Ms. Zimmerly has a total of some 15 years’ teaching experience, much of it at LaBelle Elementary but also at Country Oaks Elementary and in Moore Haven, where she utilized her certification in library science from the University of South Florida. Her experiences as a teacher have cemented the connections she earned in her other service.

During her career as a public servant on the city commission, Ms. Zimmerly has represented her constituents during some very hard times for both the residents and the city. She helped guide the board through the recession, sharing in the tough decisions that were necessary to make it through the long haul.

She said she is most proud of helping the city to finally solve the water issues that plagued its residents for so many years.

She has continued to apply herself to the ever-constant problems of improving parks and roads. Knowing their importance in the everyday lives of the people, Ms. Zimmerly also understands that these are ongoing issues without a real ending. Streets will always need to be repaved. It’s a struggle to keep them up, given the cost to such a small community. So the board is in an everlasting search for state funding and grants.
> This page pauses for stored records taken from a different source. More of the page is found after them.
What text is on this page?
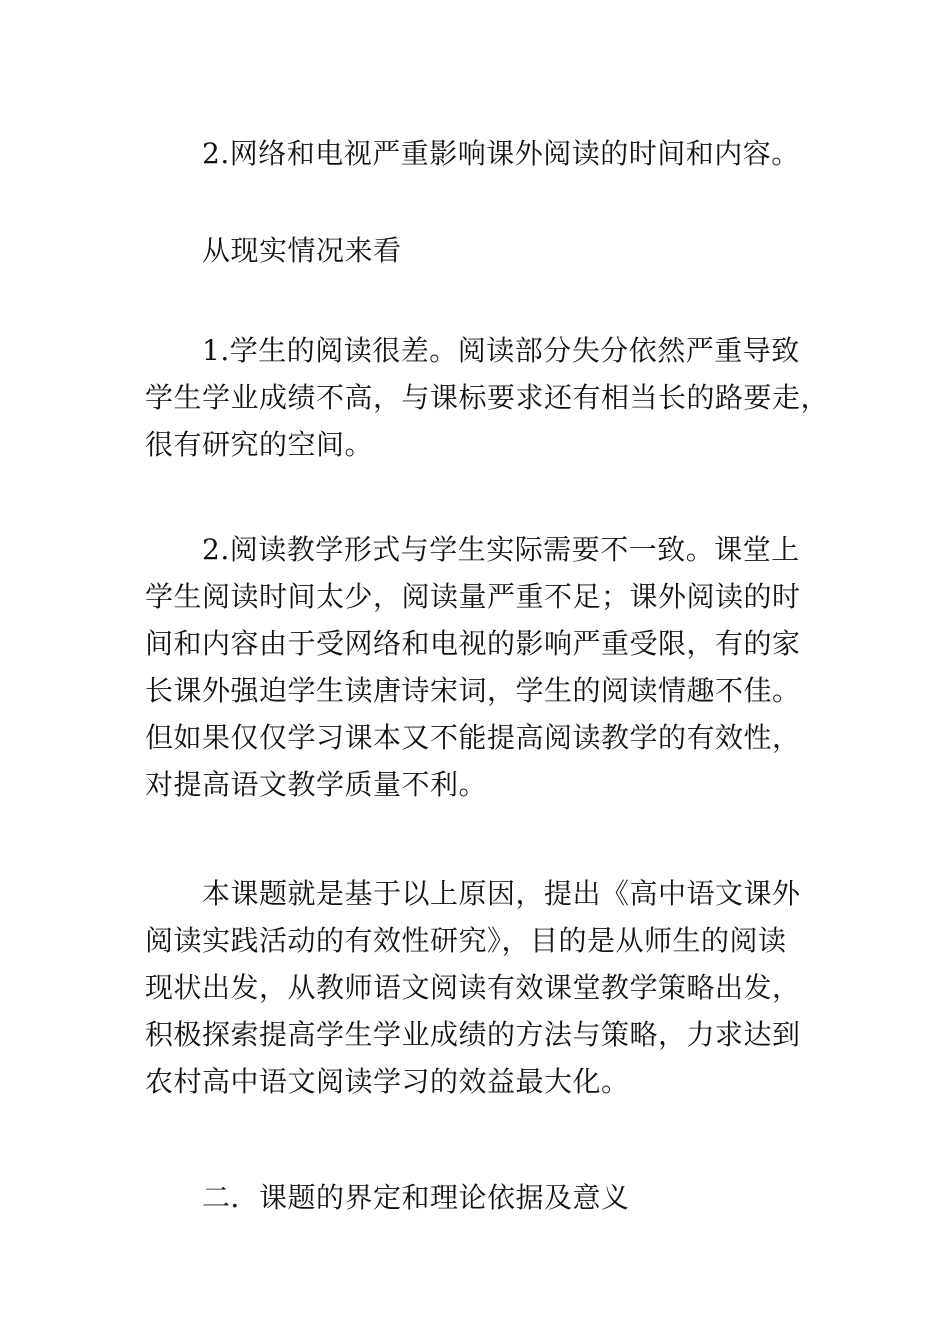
2.网络和电视严重影响课外阅读的时间和内容。
从现实情况来看
1.学生的阅读很差。阅读部分失分依然严重导致
学生学业成绩不高，与课标要求还有相当长的路要走，
很有研究的空间。
2.阅读教学形式与学生实际需要不一致。课堂上
学生阅读时间太少，阅读量严重不足；课外阅读的时
间和内容由于受网络和电视的影响严重受限，有的家
长课外强迫学生读唐诗宋词，学生的阅读情趣不佳。
但如果仅仅学习课本又不能提高阅读教学的有效性，
对提高语文教学质量不利。
本课题就是基于以上原因，提出《高中语文课外
阅读实践活动的有效性研究》，目的是从师生的阅读
现状出发，从教师语文阅读有效课堂教学策略出发，
积极探索提高学生学业成绩的方法与策略，力求达到
农村高中语文阅读学习的效益最大化。
二．课题的界定和理论依据及意义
The same holds true for parks.

Her background as a teacher, mother and wife have provided her with a feel for youth and she is keenly aware of their needs. She concedes that the city lacks youth programs and she doesn’t stop working to provide more. We’re too small for a YMCA and there is no pool, but she holds out hope for the future.

Growth is another ongoing issue. It’s necessary, she says, and inevitable, but tricky. Balancing the needs of newcomers with the existing community’s resources, culture and needs creates tension and often resists easy answers. She is hopeful of attracting new and desirable business to help share the load.

Receiving a special award in recognition of over 20 years of community service, presented by US Congressman Mario Diaz-Balart, stands as a high point in her service. The award became a permanent part of the Congressional Record through the Congressional speech during Women’s History Month in March of 2016.

Going into the election this summer she feels, perhaps, that a willingness to listen to her constituents and face the issues fairly may be her most important characteristics as a city commissioner. In all her years on the board, Ms. Zimmerly points out that she has only missed two or three meetings and has consistently represented the city in all its endeavors.

Not ready to walk away from office, she wants to continue her service to the community with the fairness and openness she said she has always tried to bring to the table.